[Date Prev][Date Next][Thread Prev][Thread Next][Date Index][Thread Index]

Re: John Chadwick (Linear B) of corpus size. Comments invited.



    > [Rene:] If the binary encoding is done without loss of
    > information (which would be fair), one needs two more symbols: a
    > character space and a word space.
    
Um, not really. The word separator would be coded in binary just 
like any letter. As for character separators, they are
not needed if one uses a fixed-length code (e.g. ascii), or
any of a number of self-delimiting codes.

    > Then, any child will see that instead of 4 symbols, there really
    > are N+2 macro-symbols, and one is back to square 1.
    
Well, but how would one know that certain groups of characters are
really macro-characters, before deciphering the script?

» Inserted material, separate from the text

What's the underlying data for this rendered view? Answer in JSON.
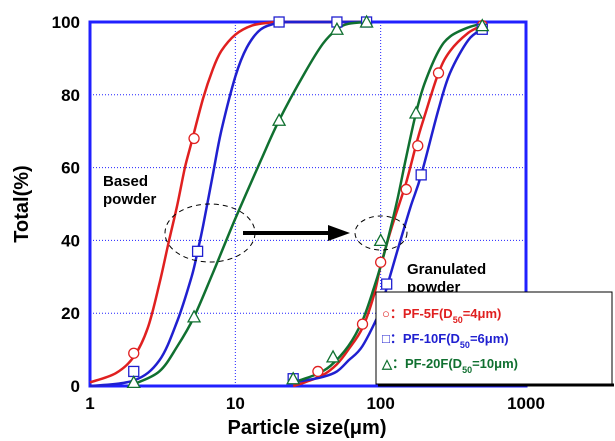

    > [Andras:] The formula may not be as wrong as everybody here
    > seems to suppose... First, it should be taken to apply only to
    > "NYN" type languages.
    > 
    > The 0th step of the analysis is to arrange the symbols in
    > frequency order. The 1st step is to construct a grid of what can
    > follow what. ... we need n^2 data points (actually, some
    > constant time n^2 is better) ...
    
This analysis assumes a cryptographic-style attack based on digraph
frequencies. But my impression is that decipherment of known natural
languages with unknown scripts (my "NYN" case) hardly happen that way.
For one thing, the frequencies of letters --- not to mention digrams
--- are strongly affected by subject matter and spelling anomalies,
which are the rule in ancient texts. 

Unfortunately there don't seem to be many historical examples of pure
NYN decipherment to go by. In most cases (Egyptian, Cuneiform, Maya,
Hittite), decipherment relied heavily on "cribs", i.e. on some
information about the meaning of the text. 

Perhaps Linear B is one legitimate example of crib-less NYN
decipherment? But, in that specific case, I believe that the solution
was found by successfully guessing the structure of some sentences,
and identifying some characteristic morphological elements ---
particles, inflections, connective verbs, whatever. From that Ventris
got tentative values for some letters, which then made it possible to
identify other non-function words. Is this account correct?

For this approach, one needs a corpus that is just long enough to
display recognizable morphological regularities. I don't see how this
parameter could be related to the alphabet's size (except that the
approach would not work well with a logographic script).

All the best,

--stolfi